JAKARTA – Presiden Asian Boxing, Pichai Chunhavajira, menyampaikan permohonan maaf kepada Ketua Umum Pengurus Besar Tinju Indonesia (Perbati), Ray Zulham Farras Nugraha, atas kesalahan dalam surat bertanggal 1 September 2025 mengenai Presiden Federasi Tinju Indonesia.
Permintaan maaf itu disampaikan melalui surat terbaru yang diterima pada Selasa, 2 September 2025. Di dalam surat sebelumnya, Chunhavajira keliru menyebut Dr. Hillary Brigitta Lasut sebagai Presiden Federasi Tinju Indonesia.
Dalam surat permintaan maaf itu, Chunhavajira sekaligus menegaskan bahwa Perbati merupakan badan resmi yang diakui sebagai pemimpin tinju amatir di Indonesia oleh Asian Boxing.

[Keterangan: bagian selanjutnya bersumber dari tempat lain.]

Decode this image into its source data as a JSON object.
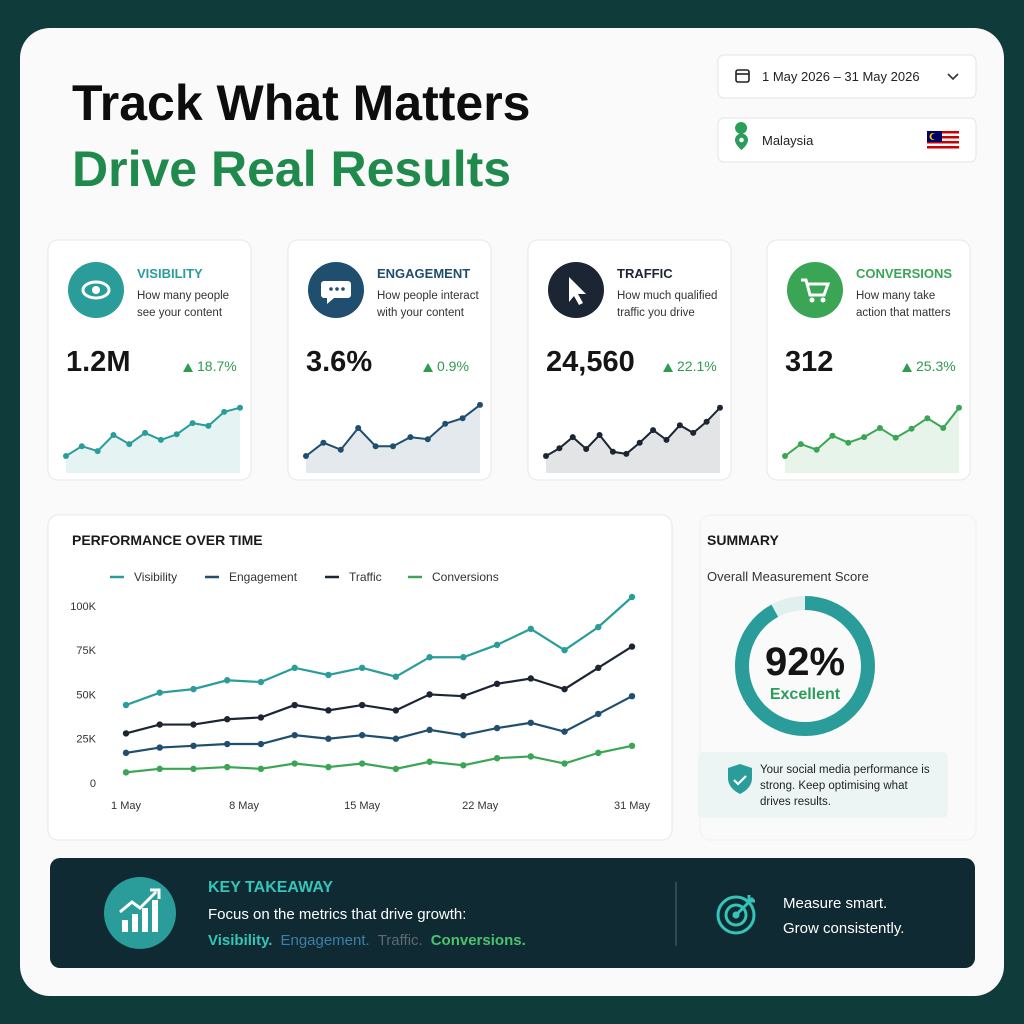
{
  "header": {
    "title": "Track What Matters",
    "subtitle": "Drive Real Results"
  },
  "filters": {
    "date_range": "1 May 2026 – 31 May 2026",
    "location": "Malaysia"
  },
  "cards": [
    {
      "title": "VISIBILITY",
      "description": "How many people see your content",
      "value": "1.2M",
      "change": "18.7%",
      "color": "#2a9d9a",
      "sparkline": {
        "values": [
          20,
          34,
          27,
          50,
          37,
          53,
          43,
          51,
          67,
          63,
          83,
          89
        ],
        "ylim": [
          0,
          100
        ]
      }
    },
    {
      "title": "ENGAGEMENT",
      "description": "How people interact with your content",
      "value": "3.6%",
      "change": "0.9%",
      "color": "#1f4e6e",
      "sparkline": {
        "values": [
          20,
          39,
          29,
          60,
          34,
          34,
          47,
          44,
          66,
          74,
          93
        ],
        "ylim": [
          0,
          100
        ]
      }
    },
    {
      "title": "TRAFFIC",
      "description": "How much qualified traffic you drive",
      "value": "24,560",
      "change": "22.1%",
      "color": "#1c2533",
      "sparkline": {
        "values": [
          20,
          31,
          47,
          30,
          50,
          26,
          23,
          39,
          57,
          43,
          64,
          53,
          69,
          89
        ],
        "ylim": [
          0,
          100
        ]
      }
    },
    {
      "title": "CONVERSIONS",
      "description": "How many take action that matters",
      "value": "312",
      "change": "25.3%",
      "color": "#3aa655",
      "sparkline": {
        "values": [
          20,
          37,
          29,
          49,
          39,
          47,
          60,
          46,
          59,
          74,
          60,
          89
        ],
        "ylim": [
          0,
          100
        ]
      }
    }
  ],
  "chart_data": {
    "type": "line",
    "title": "PERFORMANCE OVER TIME",
    "x": [
      1,
      3,
      5,
      7,
      9,
      11,
      13,
      15,
      17,
      19,
      21,
      23,
      25,
      27,
      29,
      31
    ],
    "xlim": [
      1,
      31
    ],
    "xticks": [
      {
        "value": 1,
        "label": "1 May"
      },
      {
        "value": 8,
        "label": "8 May"
      },
      {
        "value": 15,
        "label": "15 May"
      },
      {
        "value": 22,
        "label": "22 May"
      },
      {
        "value": 31,
        "label": "31 May"
      }
    ],
    "ylim": [
      0,
      105
    ],
    "yticks": [
      0,
      {
        "value": 25,
        "label": "25K"
      },
      {
        "value": 50,
        "label": "50K"
      },
      {
        "value": 75,
        "label": "75K"
      },
      {
        "value": 100,
        "label": "100K"
      }
    ],
    "grid": false,
    "series": [
      {
        "name": "Visibility",
        "color": "#2a9d9a",
        "values": [
          44,
          51,
          53,
          58,
          57,
          65,
          61,
          65,
          60,
          71,
          71,
          78,
          87,
          75,
          88,
          105
        ]
      },
      {
        "name": "Engagement",
        "color": "#1f4e6e",
        "values": [
          17,
          20,
          21,
          22,
          22,
          27,
          25,
          27,
          25,
          30,
          27,
          31,
          34,
          29,
          39,
          49
        ]
      },
      {
        "name": "Traffic",
        "color": "#1c2533",
        "values": [
          28,
          33,
          33,
          36,
          37,
          44,
          41,
          44,
          41,
          50,
          49,
          56,
          59,
          53,
          65,
          77
        ]
      },
      {
        "name": "Conversions",
        "color": "#3aa655",
        "values": [
          6,
          8,
          8,
          9,
          8,
          11,
          9,
          11,
          8,
          12,
          10,
          14,
          15,
          11,
          17,
          21
        ]
      }
    ]
  },
  "summary": {
    "title": "SUMMARY",
    "subtitle": "Overall Measurement Score",
    "score": 92,
    "score_label": "92%",
    "range": [
      0,
      100
    ],
    "rating": "Excellent",
    "color": "#2a9d9a",
    "note": "Your social media performance is strong. Keep optimising what drives results."
  },
  "takeaway": {
    "title": "KEY TAKEAWAY",
    "text": "Focus on the metrics that drive growth:",
    "metrics": [
      {
        "text": "Visibility.",
        "color": "#35c4b8"
      },
      {
        "text": "Engagement.",
        "color": "#3d7fa6"
      },
      {
        "text": "Traffic.",
        "color": "#5f6a72"
      },
      {
        "text": "Conversions.",
        "color": "#4cc26e"
      }
    ],
    "motto": [
      "Measure smart.",
      "Grow consistently."
    ]
  }
}
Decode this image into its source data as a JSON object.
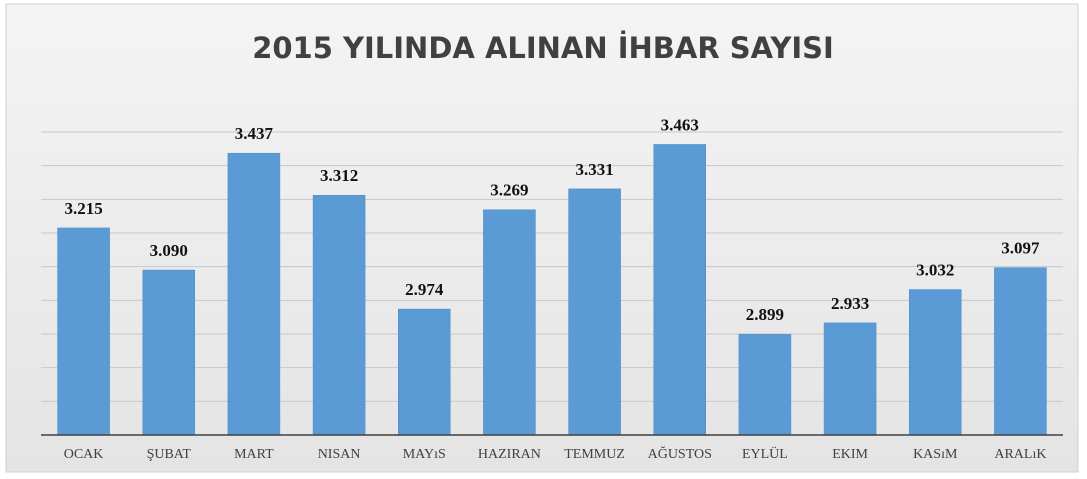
{
  "chart_data": {
    "type": "bar",
    "title": "2015 YILINDA ALINAN İHBAR SAYISI",
    "categories": [
      "OCAK",
      "ŞUBAT",
      "MART",
      "NISAN",
      "MAYıS",
      "HAZIRAN",
      "TEMMUZ",
      "AĞUSTOS",
      "EYLÜL",
      "EKIM",
      "KASıM",
      "ARALıK"
    ],
    "values": [
      3215,
      3090,
      3437,
      3312,
      2974,
      3269,
      3331,
      3463,
      2899,
      2933,
      3032,
      3097
    ],
    "value_labels": [
      "3.215",
      "3.090",
      "3.437",
      "3.312",
      "2.974",
      "3.269",
      "3.331",
      "3.463",
      "2.899",
      "2.933",
      "3.032",
      "3.097"
    ],
    "color": "#5b9bd5",
    "ylim": [
      2600,
      3500
    ],
    "yticks": [
      2600,
      2700,
      2800,
      2900,
      3000,
      3100,
      3200,
      3300,
      3400,
      3500
    ],
    "grid": true
  }
}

"Kami menyesalkan kelalaian ini dan dengan hormat meminta agar koreksi ini dicatat sebagaimana mestinya. Asian Boxing tetap berkomitmen untuk bekerja sama dengan Perbati," demikian bunyi surat tersebut.
BACA JUGA:
Berdasarkan surat Asian Boxing tersebut, Perbati menegaskan bahwa surat Asian Boxing yang bertanggal 1 September 2025 yang menyebutkan kepemimpinan organisasi tinju amatir Indonesia ialah sebuah kesalahan redaksional.
Perbati dalam unggahan di Instagram resmi kembali menegaskan bahwa mereka merupakan satu-satunya induk organisasi resmi tinju amatir di Indonesia yang diakui secara nasional oleh Komite Olimpiade Indonesia (NOC Indonesia) maupun internasional (Asian Boxing dan World Boxing).
"Kami menegaskan bahwa tata kelola olahraga internasional harus dijunjung tinggi. Setiap organisasi atau pihak yang mengatasnamakan diri di luar struktur resmi dan sah dapat dikenakan teguran keras hingga sanksi tegas sesuai dengan regulasi olahraga internasional," tulis Perbati.
Perbati bersama Asian Boxing berkomitmen untuk menjaga integritas, tata kelola yang baik, dan masa depan olahraga tinju Indonesia dalam payung organisasi yang sah.
Komite Eksekutif NOC Indonesia, Jadi Rajaguguk, meminta agar semua pihak mengakui keberadaan Perbati sebagai national federation (NF) yang berafiliasi kepada international federation (IF), yakni World Boxing yang menjadi anggota resmi Komite Olimpiade Internasional (IOC).
"Federasi nasional itu hanya satu yakni federasi nasional yang berafiliasi ke federasi internasional dan diakui Komite Olimpiade Internasional (IOC)," tuturnya.
Dukungan Asian Boxing dan World Boxing terhadap Perbati ini didukung dengan Technical Hand Book (THB) cabang olahraga (cabor) tinju SEA Games Thailand 2025 pada akhir tahun ini.
Dalam THB tersebut, tercantum nama Presiden Word Boxing (WB) Boris van der Vorst dan Presiden Asian Boxing sekaligus Presiden Thailand Boxing Association (TBA) Pichai Chunhavajira.
Lebih lanjut, THB itu memuat bahwa cabang olahraga tinju akan memperebutkan 17 medali emas dengan mempertandingkan sembilan kelas putra dan delapan kelas putri.
Cabor tinju akan digelar di Thailand Internastional Training Centre, Bangkok, Thailand, pada 10-19 Desember 2025.
Selain ke Thailand, Perbati juga bisa mengirimkan petinju Indonesia untuk tampil di Asian Games Nagoya 2026 dan babak kualifikasi Olimpiade Los Angeles 2028 serta kalender single event resmi Asian Boxing dan World Boxing.
Perbati bakal memikul tanggung jawab menjawab tantangan berat untuk bisa membangkitkan tinju amatir Indonesia yang sudah 20 tahun tidak mengirimkan wakilnya ke Olimpiade sejak Bonyx Saweho di Athena 2004.
Pada era keemasannya, tinju Indonesia pernah melahirkan nama-nama seperti Ferry Moniaga yang merupakan juara Asia 1980 dan peringkat kelima Olimpiade Munich 1972 serta Frans Van Bronkhorst (juara Asia di Bangkok 1973).
Selain itu, ada Wiem Gommies (medali emas Asian Games Bangkok 1970, juara Asia di Teheran 1971, medali emas Asian Games Bangkok 1978), Pino Bahari (medali emas Asian Games Beijing 1990), Albert Papilaya (perempat finalis Olimpiade Barcelona 1992 ), dan La Paene Masara (perempat finalis Olimpiade Atlanta 1996).